Indications during pregnancy and lactation
Pregnancy
Limited information in pregnancy databases does not suggest a causal relationship between montelukast and birth defects (e.g., limb defects), which are rarely identified in global post-marketing studies. The drug should only be used in pregnancy if absolutely necessary. There are no data on excretion of montelukast with breast milk.
Lactation
During breast-feeding the drug may be used only in case of extreme necessity.
Overdose
Symptoms: abdominal pain, drowsiness, thirst, headache, vomiting, psychomotor hyperactivity.

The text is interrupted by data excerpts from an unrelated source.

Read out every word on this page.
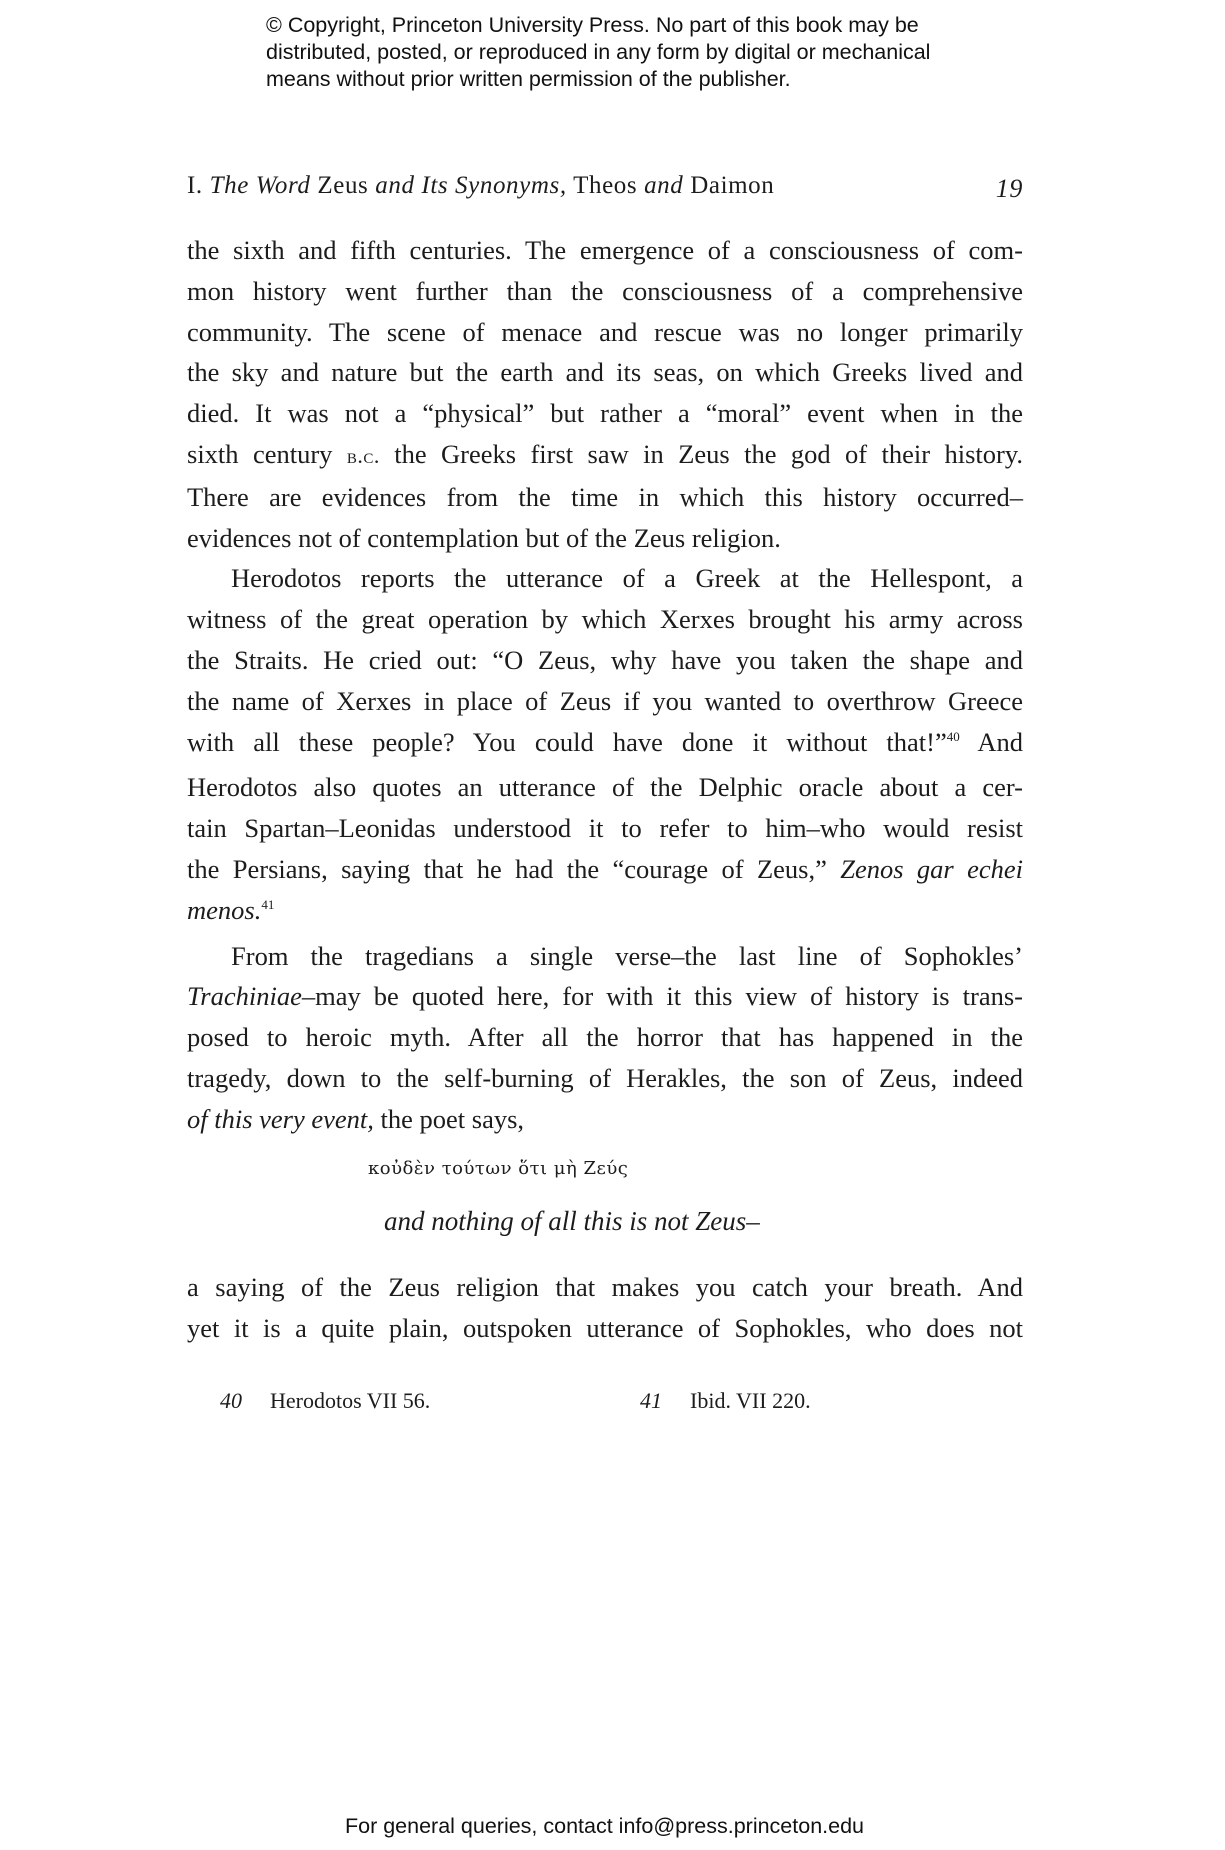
© Copyright, Princeton University Press. No part of this book may be
distributed, posted, or reproduced in any form by digital or mechanical
means without prior written permission of the publisher.
I. The Word Zeus and Its Synonyms, Theos and Daimon	19
the sixth and fifth centuries. The emergence of a consciousness of com-
mon history went further than the consciousness of a comprehensive
community. The scene of menace and rescue was no longer primarily
the sky and nature but the earth and its seas, on which Greeks lived and
died. It was not a “physical” but rather a “moral” event when in the
sixth century b.c. the Greeks first saw in Zeus the god of their history.
There are evidences from the time in which this history occurred–
evidences not of contemplation but of the Zeus religion.
Herodotos reports the utterance of a Greek at the Hellespont, a
witness of the great operation by which Xerxes brought his army across
the Straits. He cried out: “O Zeus, why have you taken the shape and
the name of Xerxes in place of Zeus if you wanted to overthrow Greece
with all these people? You could have done it without that!”$^{40}$ And
Herodotos also quotes an utterance of the Delphic oracle about a cer-
tain Spartan–Leonidas understood it to refer to him–who would resist
the Persians, saying that he had the “courage of Zeus,” Zenos gar echei
menos.$^{41}$
From the tragedians a single verse–the last line of Sophokles’
Trachiniae–may be quoted here, for with it this view of history is trans-
posed to heroic myth. After all the horror that has happened in the
tragedy, down to the self-burning of Herakles, the son of Zeus, indeed
of this very event, the poet says,
κοὐδὲν τούτων ὅτι μὴ Ζεύς
and nothing of all this is not Zeus–
a saying of the Zeus religion that makes you catch your breath. And
yet it is a quite plain, outspoken utterance of Sophokles, who does not
40 Herodotos VII 56.	41 Ibid. VII 220.
For general queries, contact info@press.princeton.edu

Treatment: symptomatic. There are no data on the possibility of Montelukast excretion by peritoneal dialysis or hemodialysis.
Form of production
Chewable tablets 4 mg and 5 mg in carton packs.
Storage conditions
Store in a dry, dark place at a temperature not exceeding 25°C. Keep out of the reach of children!
Shelf life
3 years. Do not use after the expiration date.
Conditions of dispensing from pharmacies
Released by a doctor’s prescription.